Ainda existem desafios. A segurança, por exemplo, continua sendo uma questão constante. Nessas altitudes, os ventos podem se tornar violentos rapidamente. Weng Hanke, diretor de tecnologia da Sawes, explicou ao jornal de Hong Kong South China Morning Post que a tecnologia de sistema duplo da empresa — radar no solo e sensores no airbag — garante a estabilidade. Em condições extremas, "o sistema pode descer rapidamente em cinco minutos", disse ele.
Há também a questão do hélio. Essas coisas funcionam de maneira semelhante a balões meteorológicos, e sempre há vazamentos, o que coloca em questão sua durabilidade. Dun Tianrui, fundador e CEO da Sawes, disse ao South China Morning Post que o vazamento de gás do aeróstato da empresa foi reduzido a ponto de ele poder permanecer no ar por mais de 25 anos.
De acordo com a Sawes, a produção em lote já começou em Yueyang, uma cidade a cerca de 1.120 quilômetros a sudeste de Pequim, com contratos no valor de mais de US$ 70 milhões.
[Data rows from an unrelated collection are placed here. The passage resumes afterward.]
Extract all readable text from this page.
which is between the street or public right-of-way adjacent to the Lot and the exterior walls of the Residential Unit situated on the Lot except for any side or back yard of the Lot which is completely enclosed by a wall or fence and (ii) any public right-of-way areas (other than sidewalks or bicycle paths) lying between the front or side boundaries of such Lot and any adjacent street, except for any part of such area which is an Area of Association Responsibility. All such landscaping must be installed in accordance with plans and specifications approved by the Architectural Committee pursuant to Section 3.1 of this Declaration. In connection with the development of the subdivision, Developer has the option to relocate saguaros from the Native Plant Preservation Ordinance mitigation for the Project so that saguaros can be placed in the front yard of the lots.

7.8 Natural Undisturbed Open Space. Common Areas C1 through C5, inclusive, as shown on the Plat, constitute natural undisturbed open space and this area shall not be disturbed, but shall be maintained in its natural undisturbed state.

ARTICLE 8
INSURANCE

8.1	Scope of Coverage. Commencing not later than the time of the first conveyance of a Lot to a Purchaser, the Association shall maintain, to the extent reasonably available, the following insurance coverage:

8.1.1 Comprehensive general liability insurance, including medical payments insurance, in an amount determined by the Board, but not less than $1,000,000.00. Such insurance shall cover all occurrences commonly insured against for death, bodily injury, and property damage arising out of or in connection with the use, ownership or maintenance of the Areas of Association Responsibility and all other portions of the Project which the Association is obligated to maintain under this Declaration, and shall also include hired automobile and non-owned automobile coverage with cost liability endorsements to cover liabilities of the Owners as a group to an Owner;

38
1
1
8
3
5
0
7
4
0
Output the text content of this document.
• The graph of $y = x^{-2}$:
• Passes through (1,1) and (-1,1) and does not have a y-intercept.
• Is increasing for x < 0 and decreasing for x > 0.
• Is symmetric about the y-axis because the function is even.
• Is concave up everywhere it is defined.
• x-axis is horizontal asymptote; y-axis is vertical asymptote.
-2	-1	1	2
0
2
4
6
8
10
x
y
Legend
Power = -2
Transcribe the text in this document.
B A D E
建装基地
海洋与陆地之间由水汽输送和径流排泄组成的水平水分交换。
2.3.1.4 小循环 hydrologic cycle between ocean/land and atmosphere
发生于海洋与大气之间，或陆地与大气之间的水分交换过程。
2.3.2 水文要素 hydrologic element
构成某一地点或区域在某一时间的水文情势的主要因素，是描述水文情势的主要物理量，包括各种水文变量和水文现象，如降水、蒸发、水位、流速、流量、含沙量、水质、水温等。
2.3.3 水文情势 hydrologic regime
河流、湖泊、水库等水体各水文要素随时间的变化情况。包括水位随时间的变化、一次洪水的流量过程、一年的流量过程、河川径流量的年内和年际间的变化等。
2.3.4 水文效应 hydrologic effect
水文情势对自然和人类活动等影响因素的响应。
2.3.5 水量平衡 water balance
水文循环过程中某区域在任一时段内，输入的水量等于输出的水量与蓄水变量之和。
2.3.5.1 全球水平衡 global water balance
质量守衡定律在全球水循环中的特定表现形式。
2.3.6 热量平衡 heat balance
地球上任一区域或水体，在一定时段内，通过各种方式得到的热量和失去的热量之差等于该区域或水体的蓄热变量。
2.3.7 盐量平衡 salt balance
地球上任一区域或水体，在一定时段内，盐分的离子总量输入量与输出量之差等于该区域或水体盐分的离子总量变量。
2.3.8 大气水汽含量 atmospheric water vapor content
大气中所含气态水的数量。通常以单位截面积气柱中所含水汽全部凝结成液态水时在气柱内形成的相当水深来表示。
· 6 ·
A ambição da empresa, por sua vez, é ainda maior.
PRÓXIMA PARADA: A ESTRATOSFERA
A Sawes está se preparando para um voo de teste de seu novo modelo S1500. "O sistema S1500 recém-desenvolvido possui uma capacidade de geração de 1 megawatt, equivalente à de uma torre de turbina eólica tradicional de 100 metros de altura [e] seu voo de teste está programado para breve", afirmou Weng. "O vento de alta altitude é uma fonte de energia poderosa e praticamente inutilizada… Quando esses sistemas forem construídos em grande escala, a energia que eles produzem poderá ser tão barata quanto a de turbinas eólicas comuns."
O projeto tem a mesma estrutura distinta de anel de duto que acelera o fluxo de ar. No interior, 12 microgeradores feitos de fibra de carbono operam em paralelo e fornecerão energia em escala industrial a partir de uma unidade que pesa 90% menos do que uma turbina de torre de aço.
Tianrui prevê frotas de aeróstatos da classe megawatt operando na estratosfera, a mais de 10.700 metros de altitude, onde a energia eólica é considerada 200 vezes mais potente do que em terra. "Naquela época", disse ele, "o custo da eletricidade será um décimo do que é hoje".
Tais sonhos reforçam tanto a promessa quanto o desafio da energia eólica aerotransportada. O mundo viu startups de energia eólica aerotransportada ascenderem e caírem. Se a Sawes conseguirá ter sucesso onde o Google, as startups do MIT e os engenheiros europeus falharam depende de escala, economia e resistência. Por enquanto, eles detêm o recorde da turbina voadora mais alta e potente já construída — um sonho imaginado há quase 70 anos e que pode finalmente estar pronto para alçar voo.